Falsi negativi e questioni etiche
La questione etica è un aspetto centrale del dibattito. Se molti dei biomarcatori esaminati si basano su popolazioni a rischio elevate, come quelle con MCI, ci sono timori su come gestire le aspettative di chi risulta positivo a questi test. Rossini evidenzia che in caso di una diagnosi di malattia neurodegenerativa, gli effetti collaterali per la persona risultano molto pesanti e complicati. Falsi positivi possono portare a conseguenze psicologiche, professionali e sociali che complicano ulteriormente la vita quotidiana degli individui. La riflessione va quindi non solo verso la cura della malattia, ma anche verso l’essenziale approccio di supporto ai pazienti.
Le terapie attuali e il futuro della ricerca
Anticorpi monoclonali e opportunità terapeutiche
Negli Stati Uniti, l’FDA ha approvato tre terapie basate su anticorpi monoclonali come Aducanumab, Lecanemab e Donanemab. Questi farmaci mirano a rimuovere i depositi di beta-amiloide, una proteina che si accumula nel cervello durante l’Alzheimer. Nonostante il progresso, né Aducanumab né Lecanemab sono stati approvati dall’EMA per l’Unione Europea a causa dell’efficacia limitata e dei costi elevati associati ai trattamenti.
Le complicazioni legate ai costi elevati dei farmaci e alle loro somministrazioni richiedono un’analisi critica. Rossini fa notare come le ricerche siano in corso e che nuovi farmaci, alcuni dei quali ad assunzione sottocutanea o orale, siano in fase 3 di sperimentazione. Si auspica che da questi studi possano emergere terapie più accessibili e meno invasive.
L’importanza dello studio sui fattori di resilienza
Oltre ai biomarcatori, c’è una crescente necessità di esplorare i fattori di resilienza, che potrebbero consentire a alcuni pazienti di resistere all’insorgenza dei sintomi cognitivi. La comprensione di come alcune persone riescano a mantenere una funzione cognitiva normale, nonostante la presenza di segni biologici della malattia, potrebbe rivelarsi fondamentale nel popolare schema delle demenze. Rossini conclude che l’attenzione sull’allungamento del periodo di autonomia dei pazienti non deve essere trascurata, poiché questo aspetto potrebbe influenzare significativamente le vite dei pazienti e delle loro famiglie.

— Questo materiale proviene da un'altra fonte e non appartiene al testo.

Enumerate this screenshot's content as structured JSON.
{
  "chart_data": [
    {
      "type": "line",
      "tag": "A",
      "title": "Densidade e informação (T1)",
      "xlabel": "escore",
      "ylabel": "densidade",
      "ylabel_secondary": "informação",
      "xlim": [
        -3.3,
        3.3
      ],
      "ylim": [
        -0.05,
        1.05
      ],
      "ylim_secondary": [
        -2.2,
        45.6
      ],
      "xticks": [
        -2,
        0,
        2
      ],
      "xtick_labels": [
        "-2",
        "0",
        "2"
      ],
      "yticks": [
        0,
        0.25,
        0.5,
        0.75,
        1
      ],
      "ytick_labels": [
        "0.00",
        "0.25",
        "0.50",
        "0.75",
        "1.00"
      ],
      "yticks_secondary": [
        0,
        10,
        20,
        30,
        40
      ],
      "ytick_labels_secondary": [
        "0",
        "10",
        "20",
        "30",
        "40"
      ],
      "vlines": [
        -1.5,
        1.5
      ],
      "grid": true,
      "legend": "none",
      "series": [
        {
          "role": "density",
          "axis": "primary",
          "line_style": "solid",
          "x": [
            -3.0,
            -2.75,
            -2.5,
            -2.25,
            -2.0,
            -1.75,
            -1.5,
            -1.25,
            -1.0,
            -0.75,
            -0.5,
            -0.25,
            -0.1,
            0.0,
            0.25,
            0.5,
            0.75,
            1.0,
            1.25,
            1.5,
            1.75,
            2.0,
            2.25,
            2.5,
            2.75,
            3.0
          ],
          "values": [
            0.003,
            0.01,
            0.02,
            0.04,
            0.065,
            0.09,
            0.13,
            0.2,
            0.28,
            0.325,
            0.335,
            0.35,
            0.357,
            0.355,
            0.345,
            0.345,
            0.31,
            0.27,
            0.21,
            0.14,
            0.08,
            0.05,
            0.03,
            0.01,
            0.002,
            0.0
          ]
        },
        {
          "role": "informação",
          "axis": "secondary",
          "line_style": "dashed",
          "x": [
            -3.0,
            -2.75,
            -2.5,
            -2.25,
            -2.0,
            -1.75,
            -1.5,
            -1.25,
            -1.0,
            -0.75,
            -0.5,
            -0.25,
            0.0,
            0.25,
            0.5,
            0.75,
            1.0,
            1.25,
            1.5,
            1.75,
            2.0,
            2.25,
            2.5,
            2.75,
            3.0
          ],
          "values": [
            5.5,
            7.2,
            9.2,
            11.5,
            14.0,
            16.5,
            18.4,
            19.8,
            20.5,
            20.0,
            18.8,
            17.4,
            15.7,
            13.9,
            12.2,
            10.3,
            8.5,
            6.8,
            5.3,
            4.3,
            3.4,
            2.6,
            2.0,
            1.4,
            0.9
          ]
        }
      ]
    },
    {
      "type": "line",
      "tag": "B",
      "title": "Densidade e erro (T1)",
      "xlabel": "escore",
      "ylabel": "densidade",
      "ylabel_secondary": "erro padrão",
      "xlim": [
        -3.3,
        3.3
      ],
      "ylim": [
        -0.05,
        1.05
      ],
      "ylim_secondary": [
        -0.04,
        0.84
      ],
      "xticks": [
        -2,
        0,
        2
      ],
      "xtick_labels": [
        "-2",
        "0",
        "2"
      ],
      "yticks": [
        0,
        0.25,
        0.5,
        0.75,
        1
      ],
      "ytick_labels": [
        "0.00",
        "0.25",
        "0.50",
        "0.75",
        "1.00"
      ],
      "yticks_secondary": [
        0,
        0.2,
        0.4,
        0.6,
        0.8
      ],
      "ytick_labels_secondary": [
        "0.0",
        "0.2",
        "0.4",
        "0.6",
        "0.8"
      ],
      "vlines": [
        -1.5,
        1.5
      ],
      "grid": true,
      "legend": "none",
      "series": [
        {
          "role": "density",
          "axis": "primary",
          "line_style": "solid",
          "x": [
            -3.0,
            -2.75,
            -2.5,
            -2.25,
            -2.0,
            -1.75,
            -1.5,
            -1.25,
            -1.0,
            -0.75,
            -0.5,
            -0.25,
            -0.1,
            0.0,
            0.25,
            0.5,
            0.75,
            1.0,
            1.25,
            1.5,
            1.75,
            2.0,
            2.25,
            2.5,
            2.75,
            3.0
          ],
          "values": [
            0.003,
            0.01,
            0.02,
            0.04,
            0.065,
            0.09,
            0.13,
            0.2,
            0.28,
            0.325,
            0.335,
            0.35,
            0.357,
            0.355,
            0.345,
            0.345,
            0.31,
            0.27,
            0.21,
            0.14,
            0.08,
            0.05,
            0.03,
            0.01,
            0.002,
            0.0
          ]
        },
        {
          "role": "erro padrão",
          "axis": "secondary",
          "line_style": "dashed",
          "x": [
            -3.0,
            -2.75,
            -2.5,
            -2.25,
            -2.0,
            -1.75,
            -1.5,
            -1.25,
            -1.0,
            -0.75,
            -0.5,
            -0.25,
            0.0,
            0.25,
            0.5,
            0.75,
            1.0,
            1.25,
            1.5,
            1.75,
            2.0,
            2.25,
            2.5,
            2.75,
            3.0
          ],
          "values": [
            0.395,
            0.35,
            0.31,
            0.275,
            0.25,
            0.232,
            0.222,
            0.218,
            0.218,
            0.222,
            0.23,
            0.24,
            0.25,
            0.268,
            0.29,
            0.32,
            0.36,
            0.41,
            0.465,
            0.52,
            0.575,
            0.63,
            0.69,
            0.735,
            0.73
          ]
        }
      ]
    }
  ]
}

Il progetto Interceptor e il futuro della diagnostica
Le potenzialità del progetto ‘Interceptor’
Il progetto ‘Interceptor’ rappresenta un’iniziativa d’avanguardia promossa in Italia, mirata a sviluppare un panel di biomarcatori sostenibili per la diagnosi precoce dell’Alzheimer. Questa strategia potrebbe permettere di gestire le risorse sanitarie e di affinare l’approccio alla detezione della malattia, distaccando i pazienti già malati da chi non lo sarà mai. Questa capacità di differenziare i pazienti in modo più efficiente potrebbe contribuire a una maggiore precisione negli interventi terapeutici e nei programmi di assistenza.
Le premesse di ‘Interceptor’ sono che, attraverso collaborazioni strategiche tra centri specializzati in tutto il Paese, sia possibile intraprendere un cambiamento significativo nella gestione delle demenze e delle loro implicazioni per la salute pubblica.
I temi affrontati da Rossini e dai suoi colleghi pongono all’attenzione un’importante verità: per affrontare l’Alzheimer e forme di demenza correlate, è cruciale unire la scienza, l’innovazione e la sensibilità verso i pazienti, per garantire un futuro di ricerca e progresso terapeutico efficaci.